Vadym Synyavsky

Personal information
- Born: 2 December 1987 (age 38) Zaporizhzhia Oblast
- Occupation: Judoka

Sport
- Country: Ukraine
- Sport: Judo
- Weight class: ‍–‍90 kg

Achievements and titles
- World Champ.: R16 (2011)
- European Champ.: 7th (2009)

Medal record
Men's judo
Representing Ukraine
European Games
| Bronze medal – third place | 2015 Baku | Men's team |
European Championships
| Bronze medal – third place | 2012 Chelyabinsk | Men's team |
| Bronze medal – third place | 2017 Warsaw | Men's team |
IJF Grand Prix
| Bronze medal – third place | 2009 Hamburg | ‍–‍90 kg |
| Bronze medal – third place | 2011 Düsseldorf | ‍–‍90 kg |
| Bronze medal – third place | 2014 Tbilisi | ‍–‍90 kg |
European Junior Championships
| Silver medal – second place | 2006 Tallinn | ‍–‍90 kg |

Profile at external databases
- IJF: 2010
- JudoInside.com: 32353

= Vadym Synyavsky =

Ukrainian judoka (born 1987)

Vadym Synyavsky (Вадим Синявський; born 2 December 1987 in Zaporizhzhia Oblast) is a male Ukrainian former judoka.

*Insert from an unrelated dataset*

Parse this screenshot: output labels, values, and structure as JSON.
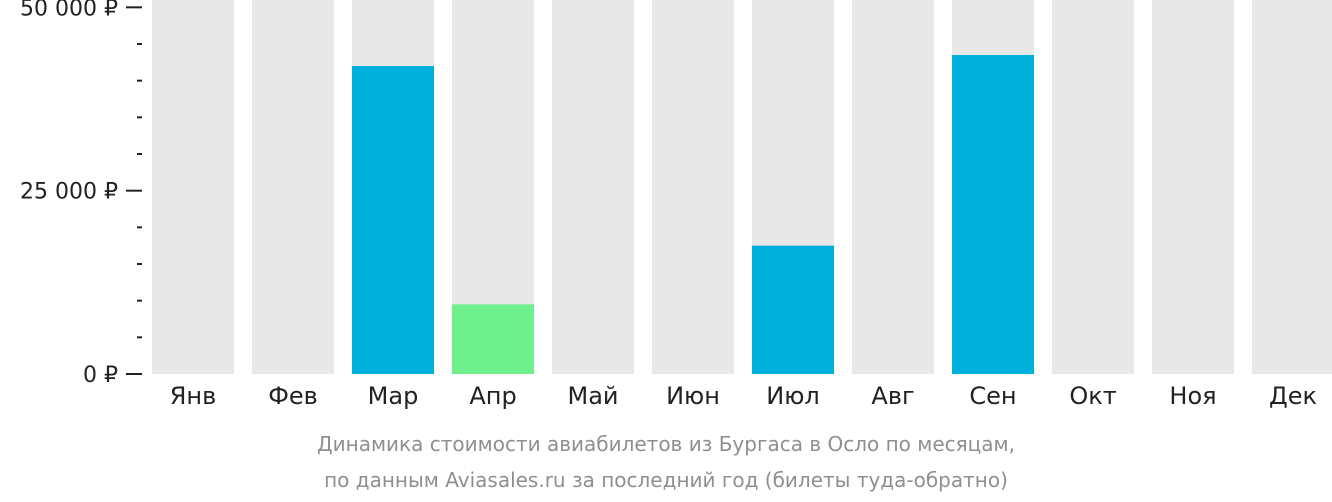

He is a bronze medalist of the 2015 European Games in the judo men's team event and a bronze medalist of both the 2012 and 2017 European Championships in the team events as well. In the individual competition at the 2015 European Games, Synyavsky lost in the round of 32 to Nikoloz Sherazadishvili from Spain.

Synyavsky competed at three World Championships. In 2011 in Paris, he defeated Mark Anthony from Australia and Chingiz Mamedov from Kyrgyzstan, but lost to Kirill Denisov from Russia in the round of 16. In 2014 in Chelyabinsk, he lost to Mashu Baker from Japan in the round of 64. In 2015 in Astana, he defeated Thomas Briceño from Chile, but lost to the eventual World champion Gwak Dong-han from South Korea in the round of 32. He was also 7th at the 2009 European Championships.

Synyavsky had several successes in several Grand Prix competitions. He was third at the 2009 Judo Grand Prix Hamburg, 2011 Judo Grand Prix Düsseldorf and 2014 Judo Grand Prix Tbilisi.